Saturday, November 16, 2013

Week 1 wins


My wins for the week:
- not having a coke zero on Thursday when I'd had bugger all sleep and had to pick a lunch (out of a box of items) for my turtle expedition day. Was really tempted for the caffeine but despite being incredibly tired I didn't need caffeine!
- not drinking lots of alcohol at the work annual it BBQ. I stuck with 2 ciders despite alcohol being freely available.
- I did 3 running sessions this week (not to the plan but better than before :))



What I coud do better:
- I didn't eat 12wbt food as I signed up last minute and didn't get a chance to shop. But my meal plan is all set for next week.

So I doubt I'll be following much of the fitness plan for next week but I do have a plan:
Mon - running session (think I'll follow the speed plan), aiming for 7km again
Tues - free yoga/meditation session at lululemon
Wed - try out thenike running club in the city
Thurs - aerial yoga 
Friday - no plans, will check what's on the plan
Saturday - rest day
Sun - 15km fun run


 




Monday, November 11, 2013

Round 4, day 1

I'm already sore!

So I have a few kgs to lose (again) and really could eat and exercise better than I have been.  This time I'm doing the 10km advanced program - for those who can run 10km but want to go faster. I modified the session a little as it was raining and I didn't want to get my phone out for too long.

I skipped the 5 minute warmup and went straight into the steady jog for 10 mins.
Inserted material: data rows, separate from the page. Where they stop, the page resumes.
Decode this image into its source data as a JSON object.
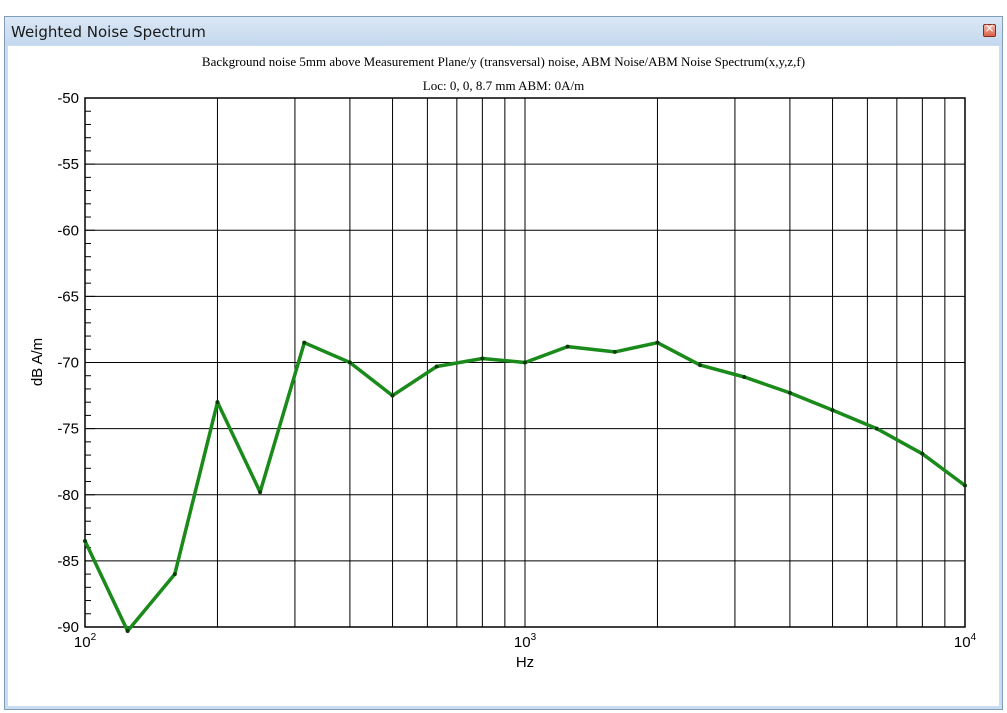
{
  "window": {
    "title": "Weighted Noise Spectrum",
    "close_icon": "close-icon"
  },
  "header": {
    "line1": "Background noise 5mm above Measurement Plane/y (transversal) noise, ABM Noise/ABM Noise Spectrum(x,y,z,f)",
    "line2": "Loc: 0, 0, 8.7 mm ABM: 0A/m"
  },
  "chart_data": {
    "type": "line",
    "xlabel": "Hz",
    "ylabel": "dB A/m",
    "xscale": "log",
    "xlim": [
      100,
      10000
    ],
    "ylim": [
      -90,
      -50
    ],
    "x_tick_labels": [
      {
        "base": "10",
        "exp": "2"
      },
      {
        "base": "10",
        "exp": "3"
      },
      {
        "base": "10",
        "exp": "4"
      }
    ],
    "y_tick_labels": [
      "-50",
      "-55",
      "-60",
      "-65",
      "-70",
      "-75",
      "-80",
      "-85",
      "-90"
    ],
    "grid": true,
    "series": [
      {
        "color": "#1a8a1a",
        "x": [
          100,
          125,
          160,
          200,
          250,
          315,
          400,
          500,
          630,
          800,
          1000,
          1250,
          1600,
          2000,
          2500,
          3150,
          4000,
          5000,
          6300,
          8000,
          10000
        ],
        "values": [
          -83.5,
          -90.3,
          -86.0,
          -73.0,
          -79.8,
          -68.5,
          -70.0,
          -72.5,
          -70.3,
          -69.7,
          -70.0,
          -68.8,
          -69.2,
          -68.5,
          -70.2,
          -71.1,
          -72.3,
          -73.6,
          -75.0,
          -76.9,
          -79.3
        ]
      }
    ]
  }
}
Then it was time for running drills (which I couldn't quite remember) but I did 20 knee lifts, 20 glute lifts (on more of an angle),pitter patter steps for 1 minute, slow butt kick walking (not on the program), knee lift stepping (instead of skip steps), I skipped the 3x 50m strides where you're supposed to increase speed progressively. Then onto speed drills. 3x 80% effort x 2 min, followed by 2 min power walking. Then 4x 90% effort x 1 min, followed by 1 min power walk. Though I kinda guessed what effort to run at. I was then supposed to cool down with a 5 minute steady jog. I ran for a little over 10mins. So I covered 7km apart from the running drills bit. Then did heaps of stretching. Hopefully it gets my back feeling better but my leg is a bit achey a few hours on.

I left signing up a little late so I haven't done any shopping yet and didn't plan any of the meals.

Mondays food - fresh bread with Vegemite, half a milo packet with nespresso coffee pod, lunch was 4 steamed dumplings, 3 spring rolls, snacked on a pear, handful of popcorn. Dinner was Pasta bolognese and a slice of mud cake with vanilla ice cream (well I had to taste test the cake I baked). I think I did ok though as I could have eaten more or more fried stuff for lunch. And the mud cake was smaller than I'd typically serve myself! And I ate breakfast which is the first time in awhile.

I didn't sleep well, the only reason I got out of bed when I did was because my bread maker was beeping at me. I also wasn't going to go for the running session when I got home, especially since it was raining but I thought what the hell I'd go for a run. A km or so in and the rain eased up so I figured I'd try doing the proper session.  Different to what I'd usually do and just under 500 kcals burnt.